Esportare la dolce vita - Il potenziale di mercato per il bello e ben fatto italiano nei mercati emergenti

Rapporto Centro Studi Confindustria e Prometeia.

In sintesi.

Il Centro Studi di Confindustria e Prometeia hanno presentato la nona edizione del rapporto Esportare la dolce vita, che quest’anno si focalizza sui mercati emergenti.

Le produzioni di bello e ben fatto (BBF) si sono aperte nuovi spazi di mercato, grazie a un modello secondo cui non solo si opera un upgrade produttivo, ma anche si conciliano qualità e risparmio. La strategia è stata allargare il mercato di riferimento, e oggi i mercati emergenti coprono un ruolo rilevante quali mercati finali: con oltre 10 miliardi di import di BBF nel 2017, gli emergenti rappresentano il 14% degli acquisti mondiali di BBF italiano.

Il report riporta le previsioni di crescita delle esportazioni di prodotti BBF nei mercati emergenti al 2023 secondo uno scenario base (con quote di mercato dell’Italia invariate) e uno più ambizioso (con quote di mercato crescenti).

I settori del BBF

I settori del BBF analizzati sono: Alimentare; Abbigliamento e tessile-casa; Arredamento; Calzature; Oreficeria-gioielleria; Occhialeria.

Le previsioni

Lo scenario base ipotizza che nel 2023 i 30 nuovi mercati[1] analizzati cresceranno in termini di import dei prodotti BBF italiani del +40% (da 10,4 miliardi di euro nel 2017 a 14,6 miliardi), una crescita cumulata quasi doppia rispetto a quanto stimato per i mercati avanzati. Lo scenario più ambizioso prevede una crescita del +75% con un valore dell’export pari a 18,2 miliardi.
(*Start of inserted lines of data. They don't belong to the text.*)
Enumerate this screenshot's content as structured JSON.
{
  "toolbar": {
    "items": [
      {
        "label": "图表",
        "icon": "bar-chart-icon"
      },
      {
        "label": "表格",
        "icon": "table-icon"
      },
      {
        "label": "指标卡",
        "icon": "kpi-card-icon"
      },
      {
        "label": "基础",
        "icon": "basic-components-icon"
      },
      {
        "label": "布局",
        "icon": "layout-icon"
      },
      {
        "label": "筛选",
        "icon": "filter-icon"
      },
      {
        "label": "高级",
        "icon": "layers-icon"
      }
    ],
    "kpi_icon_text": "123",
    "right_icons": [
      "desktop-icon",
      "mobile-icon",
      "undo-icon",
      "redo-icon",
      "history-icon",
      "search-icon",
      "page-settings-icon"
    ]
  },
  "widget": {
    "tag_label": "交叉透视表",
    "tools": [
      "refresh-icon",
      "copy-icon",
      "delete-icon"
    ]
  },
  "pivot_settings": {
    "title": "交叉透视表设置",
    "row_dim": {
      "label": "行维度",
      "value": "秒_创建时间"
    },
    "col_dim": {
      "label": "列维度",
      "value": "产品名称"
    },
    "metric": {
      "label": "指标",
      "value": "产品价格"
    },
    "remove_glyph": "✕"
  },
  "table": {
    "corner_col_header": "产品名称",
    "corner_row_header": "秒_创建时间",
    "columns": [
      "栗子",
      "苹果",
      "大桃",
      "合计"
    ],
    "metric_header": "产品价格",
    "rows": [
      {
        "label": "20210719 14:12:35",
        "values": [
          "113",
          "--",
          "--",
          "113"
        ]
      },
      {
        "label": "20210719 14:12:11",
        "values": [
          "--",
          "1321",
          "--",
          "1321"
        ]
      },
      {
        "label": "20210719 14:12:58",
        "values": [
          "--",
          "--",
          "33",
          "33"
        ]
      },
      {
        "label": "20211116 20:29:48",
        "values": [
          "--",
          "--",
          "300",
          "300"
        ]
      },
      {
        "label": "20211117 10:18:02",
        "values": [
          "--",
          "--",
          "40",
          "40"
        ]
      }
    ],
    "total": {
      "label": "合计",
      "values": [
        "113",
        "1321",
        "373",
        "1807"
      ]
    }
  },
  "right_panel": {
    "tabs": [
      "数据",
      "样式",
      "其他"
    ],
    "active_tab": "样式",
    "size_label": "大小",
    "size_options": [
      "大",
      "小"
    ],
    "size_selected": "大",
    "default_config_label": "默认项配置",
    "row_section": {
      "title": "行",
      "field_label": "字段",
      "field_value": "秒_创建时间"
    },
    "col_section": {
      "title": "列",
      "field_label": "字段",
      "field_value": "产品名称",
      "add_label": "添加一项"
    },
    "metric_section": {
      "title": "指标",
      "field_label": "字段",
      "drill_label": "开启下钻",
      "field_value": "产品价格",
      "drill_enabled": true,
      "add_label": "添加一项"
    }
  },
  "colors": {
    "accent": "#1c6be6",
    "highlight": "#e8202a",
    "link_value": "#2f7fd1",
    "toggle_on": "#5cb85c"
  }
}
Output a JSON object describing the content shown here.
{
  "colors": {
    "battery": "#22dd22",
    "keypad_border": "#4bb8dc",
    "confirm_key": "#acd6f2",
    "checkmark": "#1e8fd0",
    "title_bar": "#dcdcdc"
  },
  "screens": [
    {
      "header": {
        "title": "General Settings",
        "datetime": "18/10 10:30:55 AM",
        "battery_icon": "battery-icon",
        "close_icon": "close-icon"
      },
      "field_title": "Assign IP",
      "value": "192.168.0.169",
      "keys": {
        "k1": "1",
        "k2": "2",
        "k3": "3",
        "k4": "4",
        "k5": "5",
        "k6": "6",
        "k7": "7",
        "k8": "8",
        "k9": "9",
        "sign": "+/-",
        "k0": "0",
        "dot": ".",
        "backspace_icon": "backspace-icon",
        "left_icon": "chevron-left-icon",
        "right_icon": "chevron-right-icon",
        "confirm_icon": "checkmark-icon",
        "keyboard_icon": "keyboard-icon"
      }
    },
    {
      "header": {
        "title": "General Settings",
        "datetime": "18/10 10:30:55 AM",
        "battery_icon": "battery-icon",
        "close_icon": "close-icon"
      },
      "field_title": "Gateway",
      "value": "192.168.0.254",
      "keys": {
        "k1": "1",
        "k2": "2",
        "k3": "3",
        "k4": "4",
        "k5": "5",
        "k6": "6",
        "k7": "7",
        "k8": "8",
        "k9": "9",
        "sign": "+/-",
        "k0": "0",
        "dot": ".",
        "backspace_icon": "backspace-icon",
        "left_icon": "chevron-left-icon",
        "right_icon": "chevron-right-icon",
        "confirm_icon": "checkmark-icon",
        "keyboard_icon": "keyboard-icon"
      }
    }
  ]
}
Il rapporto sottolinea che si tratta di un ottimismo ragionevole, soprattutto in virtù delle previsioni legate alla domanda: lo scenario alla base delle stime a sei anni mostra che ci saranno +174 milioni di “nuovi ricchi” nei trenta mercati analizzati (coloro che possono contare su un potere d’acquisto paragonabile a quello nei paesi maturi cresceranno da 486 milioni del 2017 a oltre 660 milioni del 2023), un numero più di tre volte superiore rispetto a quanto atteso per i mercati avanzati.

I principali mercati

Cina, Russia ed Emirati Arabi sono mercati “top premium” per dimensioni del mercato e livello elevato dei prezzi. In Cina l’Italia mostra una chiara posizione di leadership, mentre la concorrenza per il BBF è maggiore in Russia ed Emirati Arabi. In prospettiva, la Cina è ancora un mercato con ampie prospettive di espansione – quanto a dimensioni del mercato – per la Moda e l’Arredo, Russia ed Emirati Arabi per il BBF Alimentare.

Arabia Saudita, Messico e Malesia sono mercati “in decollo”, ossia ancora distanti dai top premium ma in crescita in termini di volumi e prezzi.

Brasile, Tailandia e Kazakistan presentano margini di crescita interessanti, in quanto la disponibilità a pagare è elevata, ma la dimensione del mercato BBF è ancora ridotta.

Complessivamente, nei primi cinque mercati analizzati (Cina, Russia, Emirati Arabi, Arabia Saudita e Messico) l’Italia compete principalmente con Francia, Germania e Spagna.

Rischi e opportunità

Si presentano alcuni fattori di rischio al ribasso, in particolare:

  • possibile spirale protezionistica dei rapporti commerciali tra gli USA e i principali partner (sul fronte cinese, in particolare, gli ultimi accordi hanno procrastinato l’escalation ma non sono risolutivi delle controversie);
  • possibile inasprirsi delle tensioni geopolitiche in Medio Oriente e Asia;
  • incerta evoluzione del sistema di sanzioni alla Russia.

Tra invece i fattori di rischio al rialzo, si citano il provvedimento del Governo cinese che prevede a partire dal primo luglio 2018 la riduzione dei dazi all'import per oltre 650 prodotti del BBF (dell’Alimentare, della Moda e dell’Arredo) e l’accordo di libero scambio della UE con il Mercosur, in fase avanzata di negoziazione.



[1] Algeria, Angola, Arabia Saudita, Argentina, Brasile, Cile, Cina, Colombia, Egitto, Emirati Arabi, Filippine, Ghana, India, Indonesia, Kazakistan, Kenya, Libano, Malesia, Marocco, Messico, Nigeria, Pakistan, Paraguay, Perù, Russia, Sudafrica, Tailandia, Tunisia, Turchia, Vietnam.